Je m'accordai quelques minutes supplémentaires dans la cuisine pour me calmer, mais ses derniers mots passaient en boucle dans ma tête. Pourquoi je ne lui avais pas téléphoné ? Pourquoi j'avais précipité mon départ ? Pourquoi je n'avais pas été clair en disant que c'était de la France que je parlais, et non d'elle ? On n'en serait pas là. On aurait un bébé. Cristina entra et fronça les sourcils.
- Amelia s'en va.
Je jetai un coup d'œil derrière elle, et en effet, je vis Amelia faire un câlin à Alex, son sac sous le bras et son manteau remonté jusqu'au cou.
- Ça s'est mal passé ? me demande Cristina.
- Elle était enceinte. Elle a avorté.
- Mais elle n'a pas fait de fausse couche ?
- Que pour un seul bébé, on en avait deux apparemment.
- Oh... c'est peut-être mieux comme ça ?
Ne voulant pas l'inquiéter ou la faire douter de moi, j'acquiesçai.
- Mais elle ne prenait pas la pilule ?
- Si. Visiblement, il y a eu une merde.
- Voilà pourquoi il faut continuer les capotes.
Perdu dans mes souvenirs, je pensai à haute voix.
- Oui mais avec Amelia, une boite ça nous tenait même pas la semaine, et il n'y a pas de petites économies.
Me rendant compte que j'avais parlé, je regardai Cristina et pinçai les lèvres.
- Excuse-moi, c'est sorti tout seul.
Elle me sourit timidement et lorsque Amelia quitta la salle, au lieu de me sentir plus léger, au contraire, j'eus l'impression d'avoir tout le poids de ma tristesse qui s'abattait sur moi.
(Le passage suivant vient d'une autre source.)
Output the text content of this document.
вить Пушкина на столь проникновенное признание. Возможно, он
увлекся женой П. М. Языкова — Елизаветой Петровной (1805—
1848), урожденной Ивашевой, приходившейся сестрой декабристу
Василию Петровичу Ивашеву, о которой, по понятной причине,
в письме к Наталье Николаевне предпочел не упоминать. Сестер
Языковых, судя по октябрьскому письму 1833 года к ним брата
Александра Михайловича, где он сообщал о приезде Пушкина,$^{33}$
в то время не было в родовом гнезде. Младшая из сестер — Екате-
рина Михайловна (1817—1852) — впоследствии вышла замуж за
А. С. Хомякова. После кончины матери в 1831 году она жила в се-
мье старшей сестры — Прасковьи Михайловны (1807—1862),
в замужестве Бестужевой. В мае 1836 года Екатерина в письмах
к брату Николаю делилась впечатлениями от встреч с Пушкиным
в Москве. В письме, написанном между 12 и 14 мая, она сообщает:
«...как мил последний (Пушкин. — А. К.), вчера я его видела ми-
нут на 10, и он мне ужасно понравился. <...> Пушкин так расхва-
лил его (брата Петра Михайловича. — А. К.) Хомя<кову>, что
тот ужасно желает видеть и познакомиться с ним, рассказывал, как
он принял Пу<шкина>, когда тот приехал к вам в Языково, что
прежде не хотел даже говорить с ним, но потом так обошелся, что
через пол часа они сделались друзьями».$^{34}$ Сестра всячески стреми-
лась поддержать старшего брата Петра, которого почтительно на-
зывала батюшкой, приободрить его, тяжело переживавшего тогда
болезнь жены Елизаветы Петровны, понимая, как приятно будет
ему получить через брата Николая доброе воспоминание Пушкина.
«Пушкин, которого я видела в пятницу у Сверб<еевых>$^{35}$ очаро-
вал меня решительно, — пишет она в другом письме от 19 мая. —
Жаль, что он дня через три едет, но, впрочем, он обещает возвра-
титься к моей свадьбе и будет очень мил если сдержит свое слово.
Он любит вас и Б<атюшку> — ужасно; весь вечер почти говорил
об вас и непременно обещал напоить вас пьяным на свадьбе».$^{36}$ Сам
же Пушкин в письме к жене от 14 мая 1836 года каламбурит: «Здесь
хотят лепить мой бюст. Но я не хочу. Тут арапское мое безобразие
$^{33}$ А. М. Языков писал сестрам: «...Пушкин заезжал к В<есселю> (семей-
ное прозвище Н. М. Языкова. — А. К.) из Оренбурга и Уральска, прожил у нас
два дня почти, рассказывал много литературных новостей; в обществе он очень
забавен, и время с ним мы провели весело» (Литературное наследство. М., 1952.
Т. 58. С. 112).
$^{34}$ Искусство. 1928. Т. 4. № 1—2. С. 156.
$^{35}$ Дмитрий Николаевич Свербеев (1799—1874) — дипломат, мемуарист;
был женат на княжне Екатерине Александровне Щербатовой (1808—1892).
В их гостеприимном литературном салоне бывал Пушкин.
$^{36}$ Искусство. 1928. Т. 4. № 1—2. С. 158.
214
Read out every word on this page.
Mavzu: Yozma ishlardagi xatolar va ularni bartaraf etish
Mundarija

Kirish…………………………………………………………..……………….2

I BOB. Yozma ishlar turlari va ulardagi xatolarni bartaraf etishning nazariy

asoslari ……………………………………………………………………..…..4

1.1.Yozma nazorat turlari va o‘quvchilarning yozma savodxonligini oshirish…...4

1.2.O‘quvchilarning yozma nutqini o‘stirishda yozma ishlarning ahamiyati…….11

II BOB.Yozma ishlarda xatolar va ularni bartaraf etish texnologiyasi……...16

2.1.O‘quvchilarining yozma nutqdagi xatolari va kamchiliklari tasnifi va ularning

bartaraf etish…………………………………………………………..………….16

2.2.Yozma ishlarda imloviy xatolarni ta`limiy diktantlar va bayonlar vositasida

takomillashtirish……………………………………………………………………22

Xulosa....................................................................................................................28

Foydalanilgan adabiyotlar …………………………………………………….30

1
- Allez viens, il reste un peu de gâteau, me dit-elle.
(...) Il était minuit passé quand on décida de partir. Je profitai du fait que Cristina parle avec un de mes cousins pour foncer à la cuisine voir Jo qui jetait les assiettes en carton.
- Jo je t'en prie, dis-moi où elle dort
- Non O...
- Je t'en supplie !
- Pourquoi faire ? Vous avez parlé...
- Pas assez. J'ai encore plein de choses à éclaircir avec elle, j'ai besoin de la voir.
Elle s'arrêta et croisa les bras.
- Envoie-lui un message
- Tu sais très bien qu'elle ne me répondra pas ! Pitié... Je... Elle me manque déjà. Rien que de savoir qu'elle repart après-demain...
- Vous n'êtes plus ensemble, chuchote-t-elle, tu as quelqu'un maintenant...
- Je sais...
Je pris ma tête entre mes mains, ne sachant plus quoi faire.
- Promets-moi que si elle ne veut pas t'ouvrir, tu pars, tu ne lui fais pas de scène et surtout, tu ne lui fais aucun mal. Elle est partie tôt en misant sur l'excuse du décalage horaire, mais je sais parfaitement que c'est parce qu'elle ne supportait plus d'être dans la même pièce que toi.